Car rental agency

Vulture funds will have to learn to fly again

A griffon vulture spreads its wings carrying its spotting beacons as it prepares to fly near Sde Boker, southern Israel, October 29, 2019. REUTERS / Amir Cohen

Register now for FREE and unlimited access to


LONDON, December 28 (Reuters Breakingviews) – The vulture funds will have to be deployed. Business defaults are on the decline, despite the surprising endurance of the pandemic. Investors who specialize in buying distressed debt like Oaktree will need to look beyond the mainstay of government debt markets.

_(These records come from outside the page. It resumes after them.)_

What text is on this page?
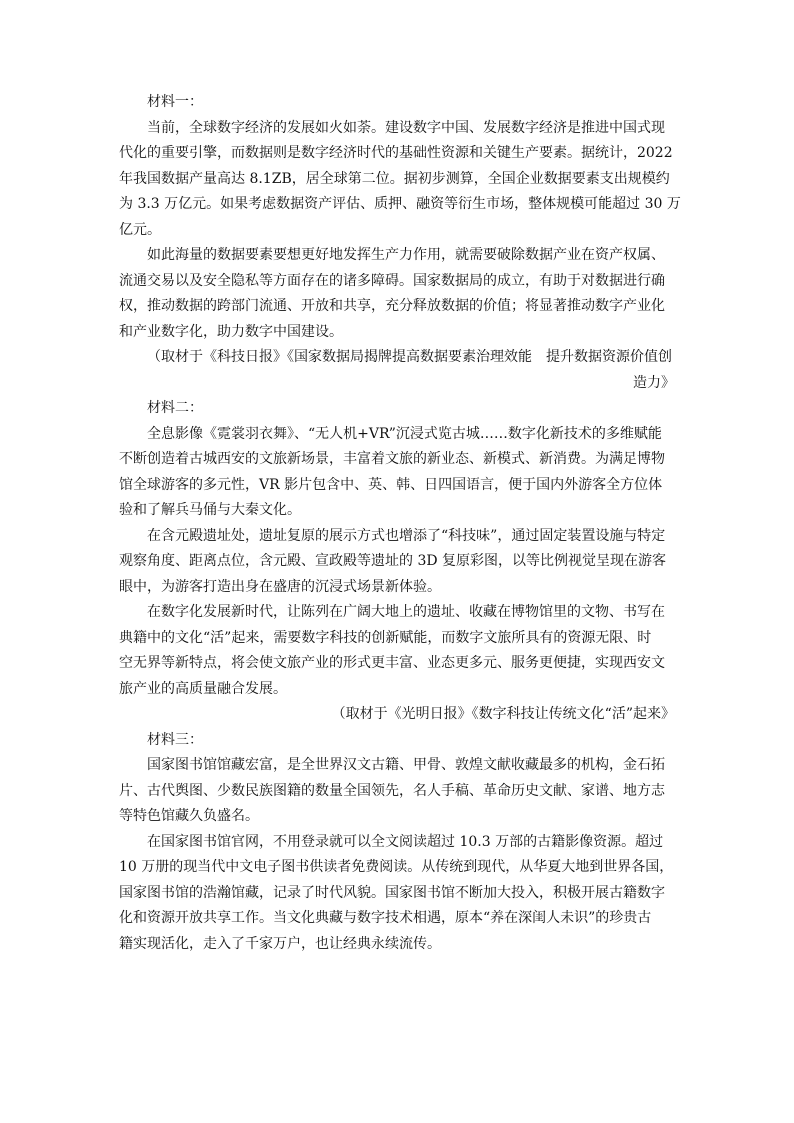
材料一：
当前，全球数字经济的发展如火如荼。建设数字中国、发展数字经济是推进中国式现
代化的重要引擎，而数据则是数字经济时代的基础性资源和关键生产要素。据统计，2022
年我国数据产量高达 8.1ZB，居全球第二位。据初步测算，全国企业数据要素支出规模约
为 3.3 万亿元。如果考虑数据资产评估、质押、融资等衍生市场，整体规模可能超过 30 万
亿元。
如此海量的数据要素要想更好地发挥生产力作用，就需要破除数据产业在资产权属、
流通交易以及安全隐私等方面存在的诸多障碍。国家数据局的成立，有助于对数据进行确
权，推动数据的跨部门流通、开放和共享，充分释放数据的价值；将显著推动数字产业化
和产业数字化，助力数字中国建设。
（取材于《科技日报》《国家数据局揭牌提高数据要素治理效能　提升数据资源价值创
造力》
材料二：
全息影像《霓裳羽衣舞》、“无人机+VR”沉浸式览古城……数字化新技术的多维赋能
不断创造着古城西安的文旅新场景，丰富着文旅的新业态、新模式、新消费。为满足博物
馆全球游客的多元性，VR 影片包含中、英、韩、日四国语言，便于国内外游客全方位体
验和了解兵马俑与大秦文化。
在含元殿遗址处，遗址复原的展示方式也增添了“科技味”，通过固定装置设施与特定
观察角度、距离点位，含元殿、宣政殿等遗址的 3D 复原彩图，以等比例视觉呈现在游客
眼中，为游客打造出身在盛唐的沉浸式场景新体验。
在数字化发展新时代，让陈列在广阔大地上的遗址、收藏在博物馆里的文物、书写在
典籍中的文化“活”起来，需要数字科技的创新赋能，而数字文旅所具有的资源无限、时
空无界等新特点，将会使文旅产业的形式更丰富、业态更多元、服务更便捷，实现西安文
旅产业的高质量融合发展。
（取材于《光明日报》《数字科技让传统文化“活”起来》
材料三：
国家图书馆馆藏宏富，是全世界汉文古籍、甲骨、敦煌文献收藏最多的机构，金石拓
片、古代舆图、少数民族图籍的数量全国领先，名人手稿、革命历史文献、家谱、地方志
等特色馆藏久负盛名。
在国家图书馆官网，不用登录就可以全文阅读超过 10.3 万部的古籍影像资源。超过
10 万册的现当代中文电子图书供读者免费阅读。从传统到现代，从华夏大地到世界各国，
国家图书馆的浩瀚馆藏，记录了时代风貌。国家图书馆不断加大投入，积极开展古籍数字
化和资源开放共享工作。当文化典藏与数字技术相遇，原本“养在深闺人未识”的珍贵古
籍实现活化，走入了千家万户，也让经典永续流传。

The past two decades have been a golden age for financial crises, but life is getting more difficult for funds that take over struggling companies by buying back their bonds or loans. Covid-19 has triggered big failures, like the car rental company Hertz (HTZ.O). But default rates, which reached nearly 14% in 2009, peaked at about half that level in 2021, according to data from Moody’s Investors Service.

This is part of a longer term trend. High levels of public debt mean that central banks must keep interest rates low, helping even fragile companies to raise funds. Unless there are severe shutdowns due to the new coronavirus variants, 2022 could be even more stress-free. The proportion of US loans traded below 80% of their face value, an indicator of likely default, was only 1.12% in November, according to an index tracked by Leveraged Commentary & Data.

Register now for FREE and unlimited access to


Yet the management of troubled debt funds is far from dead. The sector has raised some $ 40 billion in capital in the first 11 months of 2021, Preqin estimates. This is in addition to the $ 100 billion of so-called dry powder that was expected to be deployed earlier in 2021. Oaktree, founded a quarter of a century ago by Howard Marks, has just raised $ 16 billion for a fund of credit opportunities.

The Chinese real estate crash could be an opportunity. The country’s dollar-denominated high yield bonds returned nearly 25% in early December, according to an ICE Bank of America Asia index. And managers will also need to seek higher returns by lending in the $ 1,000 billion private credit market, where loans are not widely traded.

New markets bring new challenges. China’s debt valuation is tricky given the uncertainty over how offshore creditors will be treated. And private debt yields may decline as the money flows. Experienced managers can still thrive.

But struggling debt funds overall generated a 13% return in the 12 months following the emergence of Covid, according to Preqin, less than half the return after the 2008 crisis. With 2022 looking more slim, investors in vulture funds may have a hard time finding future choices.

To follow @ Unmack1 on Twitter


– The global default rate of companies with ratings below investment grade in October totaled only 2.3%, according to Moody’s, lower than the 3.3% recorded before the pandemic. The rating agency predicts the failure rate will be 2.2% by October 2022. The long-term average is just over 4%.

(This is a Breakingviews prediction for 2022. To see more of our predictions, click .)

Register now for FREE and unlimited access to


Editing by Rob Cox, Oliver Taslic and Amanda Gomez

Reuters Breakingviews is the world’s leading source for financial calendar information. As the Reuters brand for financial commentary, we dissect the big companies and economic stories from around the world every day. A global team of around 30 correspondents in New York, London, Hong Kong and other major cities provide real-time expert analysis.